Derivati, la causa Dexia va a Londra

Primi anni 2000, governo Cuffaro. Erano i tempi della finanza creativa e dei contratti derivati che promettevano guadagni facili ed immediati. Le conseguenze sarebbero ricadute sulle future amministrazioni. Nessuno però, poteva immaginare quanto il conto sarebbe stato salato. La Corte dei Conti ha recentemente chiesto al governo Crocetta di creare degli accantonamenti dedicati proprio alla copertura dell’enorme mole di debiti e dei relativi interessi. Rispetto a quanto incassato, la Regione Sicilia deve corrispondere ben 159 milioni di euro agli istituti di credito Nomura, Merrill Lynch, Deutsche Bank, Bnl e Unicredit. E si tratta delle sole passività accumulate dal 2012 al 2016, a cui bisognerà aggiungere gli interessi che continueranno a maturare fino al 2023.

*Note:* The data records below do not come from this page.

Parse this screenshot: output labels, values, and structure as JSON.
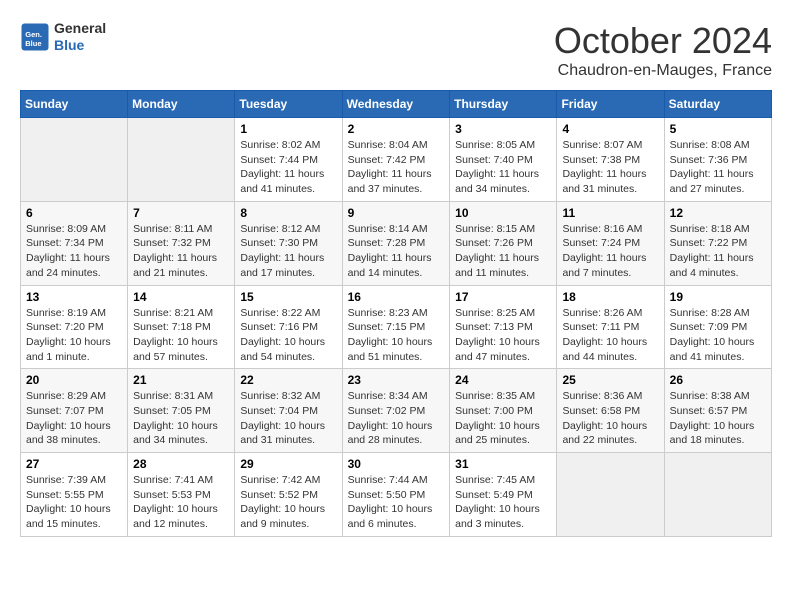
{
  "header": {
    "logo_general": "General",
    "logo_blue": "Blue",
    "month_title": "October 2024",
    "location": "Chaudron-en-Mauges, France"
  },
  "weekdays": [
    "Sunday",
    "Monday",
    "Tuesday",
    "Wednesday",
    "Thursday",
    "Friday",
    "Saturday"
  ],
  "weeks": [
    [
      {
        "day": "",
        "info": ""
      },
      {
        "day": "",
        "info": ""
      },
      {
        "day": "1",
        "info": "Sunrise: 8:02 AM\nSunset: 7:44 PM\nDaylight: 11 hours and 41 minutes."
      },
      {
        "day": "2",
        "info": "Sunrise: 8:04 AM\nSunset: 7:42 PM\nDaylight: 11 hours and 37 minutes."
      },
      {
        "day": "3",
        "info": "Sunrise: 8:05 AM\nSunset: 7:40 PM\nDaylight: 11 hours and 34 minutes."
      },
      {
        "day": "4",
        "info": "Sunrise: 8:07 AM\nSunset: 7:38 PM\nDaylight: 11 hours and 31 minutes."
      },
      {
        "day": "5",
        "info": "Sunrise: 8:08 AM\nSunset: 7:36 PM\nDaylight: 11 hours and 27 minutes."
      }
    ],
    [
      {
        "day": "6",
        "info": "Sunrise: 8:09 AM\nSunset: 7:34 PM\nDaylight: 11 hours and 24 minutes."
      },
      {
        "day": "7",
        "info": "Sunrise: 8:11 AM\nSunset: 7:32 PM\nDaylight: 11 hours and 21 minutes."
      },
      {
        "day": "8",
        "info": "Sunrise: 8:12 AM\nSunset: 7:30 PM\nDaylight: 11 hours and 17 minutes."
      },
      {
        "day": "9",
        "info": "Sunrise: 8:14 AM\nSunset: 7:28 PM\nDaylight: 11 hours and 14 minutes."
      },
      {
        "day": "10",
        "info": "Sunrise: 8:15 AM\nSunset: 7:26 PM\nDaylight: 11 hours and 11 minutes."
      },
      {
        "day": "11",
        "info": "Sunrise: 8:16 AM\nSunset: 7:24 PM\nDaylight: 11 hours and 7 minutes."
      },
      {
        "day": "12",
        "info": "Sunrise: 8:18 AM\nSunset: 7:22 PM\nDaylight: 11 hours and 4 minutes."
      }
    ],
    [
      {
        "day": "13",
        "info": "Sunrise: 8:19 AM\nSunset: 7:20 PM\nDaylight: 10 hours and 1 minute."
      },
      {
        "day": "14",
        "info": "Sunrise: 8:21 AM\nSunset: 7:18 PM\nDaylight: 10 hours and 57 minutes."
      },
      {
        "day": "15",
        "info": "Sunrise: 8:22 AM\nSunset: 7:16 PM\nDaylight: 10 hours and 54 minutes."
      },
      {
        "day": "16",
        "info": "Sunrise: 8:23 AM\nSunset: 7:15 PM\nDaylight: 10 hours and 51 minutes."
      },
      {
        "day": "17",
        "info": "Sunrise: 8:25 AM\nSunset: 7:13 PM\nDaylight: 10 hours and 47 minutes."
      },
      {
        "day": "18",
        "info": "Sunrise: 8:26 AM\nSunset: 7:11 PM\nDaylight: 10 hours and 44 minutes."
      },
      {
        "day": "19",
        "info": "Sunrise: 8:28 AM\nSunset: 7:09 PM\nDaylight: 10 hours and 41 minutes."
      }
    ],
    [
      {
        "day": "20",
        "info": "Sunrise: 8:29 AM\nSunset: 7:07 PM\nDaylight: 10 hours and 38 minutes."
      },
      {
        "day": "21",
        "info": "Sunrise: 8:31 AM\nSunset: 7:05 PM\nDaylight: 10 hours and 34 minutes."
      },
      {
        "day": "22",
        "info": "Sunrise: 8:32 AM\nSunset: 7:04 PM\nDaylight: 10 hours and 31 minutes."
      },
      {
        "day": "23",
        "info": "Sunrise: 8:34 AM\nSunset: 7:02 PM\nDaylight: 10 hours and 28 minutes."
      },
      {
        "day": "24",
        "info": "Sunrise: 8:35 AM\nSunset: 7:00 PM\nDaylight: 10 hours and 25 minutes."
      },
      {
        "day": "25",
        "info": "Sunrise: 8:36 AM\nSunset: 6:58 PM\nDaylight: 10 hours and 22 minutes."
      },
      {
        "day": "26",
        "info": "Sunrise: 8:38 AM\nSunset: 6:57 PM\nDaylight: 10 hours and 18 minutes."
      }
    ],
    [
      {
        "day": "27",
        "info": "Sunrise: 7:39 AM\nSunset: 5:55 PM\nDaylight: 10 hours and 15 minutes."
      },
      {
        "day": "28",
        "info": "Sunrise: 7:41 AM\nSunset: 5:53 PM\nDaylight: 10 hours and 12 minutes."
      },
      {
        "day": "29",
        "info": "Sunrise: 7:42 AM\nSunset: 5:52 PM\nDaylight: 10 hours and 9 minutes."
      },
      {
        "day": "30",
        "info": "Sunrise: 7:44 AM\nSunset: 5:50 PM\nDaylight: 10 hours and 6 minutes."
      },
      {
        "day": "31",
        "info": "Sunrise: 7:45 AM\nSunset: 5:49 PM\nDaylight: 10 hours and 3 minutes."
      },
      {
        "day": "",
        "info": ""
      },
      {
        "day": "",
        "info": ""
      }
    ]
  ]
}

La Regione Sicilia, a differenza di molti altri enti pubblici, non ha provato né a rinegoziare i contratti né a risolverli tramite delle transazioni: si stima che i derivati, fino al giorno dell’estinzione, peseranno per altri 200 milioni. Nella folle corsa alla finanza derivata, Messina non si è tirata indietro. Tra il 2002 e il 2003, l’amministrazione sottoscrisse un accordo swap con la Bnl e la Dexia Crediop. Lo swap è un’operazione finanziaria che prevede lo scambio tra due controparti di flussi di denaro in entrata o in uscita, con l’ impegno di compiere l’ operazione inversa a una data prestabilita. Una manovra che se realizzata con oculatezza, può rivelarsi vantaggiosa nella gestione del debito soprattutto se in fase di ristrutturazione: in molti enti infatti, i derivati hanno consentito una notevole quantità di flussi in entrata. A Messina è successo il contrario. Il contenzioso con la Bnl si è risolto con una transazione tra il Comune e l’istituto di credito che ha permesso di alleggerire la posizione del debitore: la Bnl ha rinunciato alle rate che Palazzo Zanca smise di versare dal 2009 (i cosiddetti flussi insoluti), agli interessi e al versamento delle rate future fino alla fine del 2017, garantendo così un risparmio di 6,2 milioni oltre agli interessi. Il Comune invece, restituirà in “comodissime rate”, tra il 2018 e il 2036, un importo inferiore di 115.000 euro rispetto a quanto aveva ricevuto dalla Bnl tra il 2003 e il 2009.
Con la Dexia invece, l’amministrazione è rimasta imbrigliata in un contenzioso di oltre 16 milioni, di cui 4 milioni 215mila euro sono già stati versati. All’appello ne mancano altri 4.542.000 inerenti ai flussi dovuti non corrisposti e 7.832.000 ai flussi futuri, per un totale di 12 milioni 374mila euro. Il Comune, conscio dell’impossibilità di saldare, ha tentato di annullare in autotutela il contratto, causando la reazione dell’istituto di credito che ha impugnato il provvedimento dinanzi al Tar. Nel 2011 la Cassazione ha giudicato insufficiente l’annullamento, ritenendo inesistente il danno rivendicato da Palazzo Zanca e ha assegnato la competenza al Tribunale di Londra. Nel frattempo, il consulente finanziario Giuseppe Cannizzaro, ingaggiato dal Comune per risolvere la questione, ha stilato una relazione nella quale si evidenziano degli aspetti non rilevati dalle precedenti perizie, per esempio come l’ultima proposta contrattuale di banca Dexia recasse evidenti profili di nullità, configurandosi di fatto non come uno swap, ma come un contratto-capestro.

La vicenda è finita in mano alla Procura della Repubblica che haaperto un fascicolo con l’ipotesi di reato di truffa aggravata ed usura. Oggi, dopo un lungo
periodo di muro contro muro, l’atteggiamento di completa chiusura di Dexia sembra essermi ammorbidito e si cominciano ad intravedere degli spiragli di dialogo. La speranza del Comune è che si possa arrivare ad una transazione simile a quella condotta con la Bnl che permetta l’alleggerimento della situazione debitoria. Se la strada della mediazione non dovesse ottenere i risultati sperati, le due parti si costituiranno davanti al Tribunale di Londra. Un’eventualità da scongiurare sia per gli elevati costi del procedimento che per l’incertezza dell’esito.